Because many agricultural shipments are hauled through Illinois, some truck drivers may not be aware that they are driving on a route including a bridge with a lower clearance than they might expect, explained Matt Hart, Executive Director for the Illinois Trucking Association. This is a major issue because agricultural equipment hauling is vital to the state of Illinois (and because the state’s top exports include animal feed and cereal grains, according to IDOT’s Illinois State Freight Plan).
Because these drivers are often not aware of low-clearance bridges, IDOT’s District 5 has had nine bridge strikes in the last year and a half, with each hit costing between $25,000 and $3 million to repair. On average, oversize load bridge strikes–either by farm equipment or large trucks–cost around $400,000 on average in repairs. When these accidents occur, they often lead to closures, road safety problems, detours, and traffic congestion.

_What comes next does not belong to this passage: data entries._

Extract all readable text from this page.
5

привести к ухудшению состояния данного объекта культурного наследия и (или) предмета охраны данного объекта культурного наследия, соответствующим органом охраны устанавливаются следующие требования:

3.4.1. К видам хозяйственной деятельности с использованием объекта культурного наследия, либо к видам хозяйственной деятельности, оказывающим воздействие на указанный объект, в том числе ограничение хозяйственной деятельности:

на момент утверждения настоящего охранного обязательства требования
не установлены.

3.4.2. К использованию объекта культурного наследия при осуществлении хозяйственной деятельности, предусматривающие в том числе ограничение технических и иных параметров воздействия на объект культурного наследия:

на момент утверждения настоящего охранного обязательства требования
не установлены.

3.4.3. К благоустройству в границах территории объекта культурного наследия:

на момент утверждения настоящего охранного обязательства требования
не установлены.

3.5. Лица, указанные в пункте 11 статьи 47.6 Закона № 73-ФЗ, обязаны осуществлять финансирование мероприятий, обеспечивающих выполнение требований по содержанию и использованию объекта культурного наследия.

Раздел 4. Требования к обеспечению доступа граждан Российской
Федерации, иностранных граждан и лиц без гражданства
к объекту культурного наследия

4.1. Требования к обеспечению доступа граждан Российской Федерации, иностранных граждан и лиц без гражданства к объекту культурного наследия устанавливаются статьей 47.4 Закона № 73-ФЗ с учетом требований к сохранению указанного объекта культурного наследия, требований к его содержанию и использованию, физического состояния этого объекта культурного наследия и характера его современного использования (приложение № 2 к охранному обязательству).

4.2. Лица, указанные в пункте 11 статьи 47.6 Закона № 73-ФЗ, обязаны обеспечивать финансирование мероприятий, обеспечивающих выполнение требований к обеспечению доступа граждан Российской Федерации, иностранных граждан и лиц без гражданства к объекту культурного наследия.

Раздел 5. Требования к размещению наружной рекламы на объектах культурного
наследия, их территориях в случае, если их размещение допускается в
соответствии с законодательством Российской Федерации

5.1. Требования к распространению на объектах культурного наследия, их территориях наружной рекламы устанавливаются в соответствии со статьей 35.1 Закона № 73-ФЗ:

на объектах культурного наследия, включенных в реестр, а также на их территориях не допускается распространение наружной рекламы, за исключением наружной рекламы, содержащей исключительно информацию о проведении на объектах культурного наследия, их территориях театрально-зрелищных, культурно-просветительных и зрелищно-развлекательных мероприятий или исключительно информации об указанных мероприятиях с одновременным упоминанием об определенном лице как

Additionally, especially in the Chicago metro area, Hart noted that towing companies are especially costly for a truck that gets itself stuck under a bridge–with these bills coming out to around $100,000 per incident.
“It’s pretty disheartening when you have a truck that hits one of these bridges and [the driver is] already upset enough, but then you have tow companies that are taking advantage of that situation and are strapping these trucking companies with tens of thousands of dollars in towing fees just to get the vehicle out of that low-clearance bridge,” said Hart. “They know that out-of-state trucks are likely to hit those bridges because they’re not familiar with the area. After safety, this also becomes an economic issue.”
IDOT has released recommendations regarding how to prevent these accidents, with detailed steps including the need to stay on authorized routes, obtain proper permits, and measure freight loads well in advance. Drivers of permitted loads should also remember to only take the routes IDOT recommends.